The Australasian Fleet Management Association (AfMA) reported that its members would be adversely affected if the proposed changes to the fringe benefits tax (FBT) rules take effect. The association conducted a series of forums in the country’s major state capitals during August to discuss the proposed FBT changes. AfMA said its sample group manages more than 126,000 vehicles.

AfMA’s survey found that 90 percent of respondents said the proposed FBT changes would adversely affect their organization financially, operationally, and/or administratively. Next, 61 percent of the survey group currently uses the Statutory Method for part or all of their fleet FBT calculations. The study also found that 41 percent of respondents’ vehicles would adversely be affected by the proposed FBT changes, with a $3,300 FBT increase cost, per vehicle per year.

Other study findings include 49 percent of the group intending to reduce the number of vehicles they operate, and 37 percent of respondents saying they intend to look at employee car allowances.
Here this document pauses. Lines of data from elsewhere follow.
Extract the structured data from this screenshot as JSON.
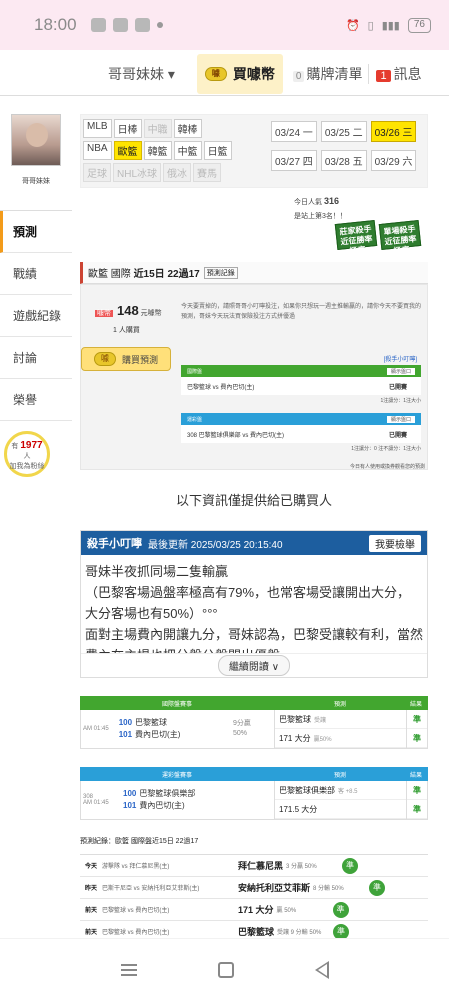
{
  "status": {
    "time": "18:00",
    "battery": "76"
  },
  "topnav": {
    "user": "哥哥妹妹 ▾",
    "buy": "買噱幣",
    "cart_count": "0",
    "cart": "購牌清單",
    "msg_count": "1",
    "msg": "訊息",
    "coin_text": "噱"
  },
  "sidebar": {
    "name": "哥哥妹妹",
    "items": [
      {
        "label": "預測"
      },
      {
        "label": "戰績"
      },
      {
        "label": "遊戲紀錄"
      },
      {
        "label": "討論"
      },
      {
        "label": "榮譽"
      }
    ],
    "fans_prefix": "有",
    "fans_count": "1977",
    "fans_suffix": "人",
    "fans_text": "加我為粉絲"
  },
  "leagues": {
    "row1": [
      {
        "label": "MLB"
      },
      {
        "label": "日棒"
      },
      {
        "label": "中職"
      },
      {
        "label": "韓棒"
      }
    ],
    "row2": [
      {
        "label": "NBA"
      },
      {
        "label": "歐籃"
      },
      {
        "label": "韓籃"
      },
      {
        "label": "中籃"
      },
      {
        "label": "日籃"
      }
    ],
    "row3": [
      {
        "label": "足球"
      },
      {
        "label": "NHL冰球"
      },
      {
        "label": "俄冰"
      },
      {
        "label": "賽馬"
      }
    ]
  },
  "dates": {
    "row1": [
      {
        "label": "03/24 一"
      },
      {
        "label": "03/25 二"
      },
      {
        "label": "03/26 三"
      }
    ],
    "row2": [
      {
        "label": "03/27 四"
      },
      {
        "label": "03/28 五"
      },
      {
        "label": "03/29 六"
      }
    ]
  },
  "stats": {
    "today_label": "今日人氣",
    "today": "316",
    "rank": "是站上第3名！！"
  },
  "stamps": [
    "莊家殺手 近征勝率極高",
    "單場殺手 近征勝率極高"
  ],
  "game": {
    "league": "歐籃 國際",
    "title": "近15日 22過17",
    "record": "預測記錄"
  },
  "pred": {
    "tag": "噱幣",
    "price": "148",
    "price_unit": "元噱幣",
    "buyers": "1 人購買",
    "buy_btn": "購買預測",
    "notice": "今天要賣掉的，請照哥哥小叮嚀投注，如果你只想玩一週主推輸贏的，請你今天不要買我的預測，哥妹今天玩法買保險投注方式拼優過",
    "link": "[殺手小叮嚀]",
    "panel1": {
      "head": "國際盤",
      "btn": "顯示盤口",
      "game": "巴黎籃球 vs 費內巴切(主)",
      "label": "已開賽",
      "foot": "1注讓分：1注大小"
    },
    "panel2": {
      "head": "運彩盤",
      "btn": "顯示盤口",
      "game": "308 巴黎籃球俱樂部 vs 費內巴切(主)",
      "label": "已開賽",
      "foot": "1注讓分：0 注不讓分：1注大小"
    },
    "today_use": "今日有人使用或換券觀看您的預測"
  },
  "info_note": "以下資訊僅提供給已購買人",
  "killer": {
    "title": "殺手小叮嚀",
    "updated": "最後更新 2025/03/25 20:15:40",
    "check": "我要檢舉",
    "text": "哥妹半夜抓同場二隻輸贏\n（巴黎客場過盤率極高有79%，也常客場受讓開出大分，大分客場也有50%）°°°\n面對主場費內開讓九分，哥妹認為，巴黎受讓較有利，當然費內在主場也把分盤公盤開出優盤",
    "more": "繼續閱讀 ∨"
  },
  "table1": {
    "headers": [
      "國際盤賽事",
      "預測",
      "結果"
    ],
    "time": "AM 01:45",
    "team1_no": "100",
    "team1": "巴黎籃球",
    "team2_no": "101",
    "team2": "費內巴切(主)",
    "hc1": "9分贏",
    "hc2": "50%",
    "pick1": "巴黎籃球",
    "pick1_sub": "受讓",
    "pick2": "171 大分",
    "pick2_sub": "贏50%",
    "res1": "準",
    "res2": "準"
  },
  "table2": {
    "headers": [
      "運彩盤賽事",
      "預測",
      "結果"
    ],
    "no": "308",
    "time": "AM 01:45",
    "team1_no": "100",
    "team1": "巴黎籃球俱樂部",
    "team2_no": "101",
    "team2": "費內巴切(主)",
    "pick1": "巴黎籃球俱樂部",
    "pick1_sub": "客 +8.5",
    "pick2": "171.5 大分",
    "res1": "準",
    "res2": "準"
  },
  "history": {
    "title": "預測紀錄：歐籃 國際盤近15日 22過17",
    "rows": [
      {
        "day": "今天",
        "game": "游擊隊 vs 拜仁慕尼黑(主)",
        "pick": "拜仁慕尼黑",
        "det": "3 分贏 50%",
        "res": "準"
      },
      {
        "day": "昨天",
        "game": "巴斯干尼亞 vs 安納托利亞艾菲斯(主)",
        "pick": "安納托利亞艾菲斯",
        "det": "8 分輸 50%",
        "res": "準"
      },
      {
        "day": "前天",
        "game": "巴黎籃球 vs 費內巴切(主)",
        "pick": "171 大分",
        "det": "贏 50%",
        "res": "準"
      },
      {
        "day": "前天",
        "game": "巴黎籃球 vs 費內巴切(主)",
        "pick": "巴黎籃球",
        "det": "受讓 9 分輸 50%",
        "res": "準"
      }
    ]
  }
}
AfMA’s survey methodology focused exclusively on passenger and light commercial fleets and excluded salary packaged novated leases. The association said these new results show the wider ramifications of the proposed FBT changes.

To emphasize the effect the changes could have in the Australian marketplace, AfMA noted that 50 percent of all vehicle purchases in the country are made by fleets, helping drive the market for fuel-efficient and safe vehicles. The association added that this change will encourage the use of grey fleet (employee-owned) vehicles for business purposes, which AfMA stated will increase a given organization’s Occupational Health and Safety risk.

Beyond the changes adversely affecting fleets, AfMA said it’s likely the government won’t see increased revenue from the FBT change, based on the survey’s findings.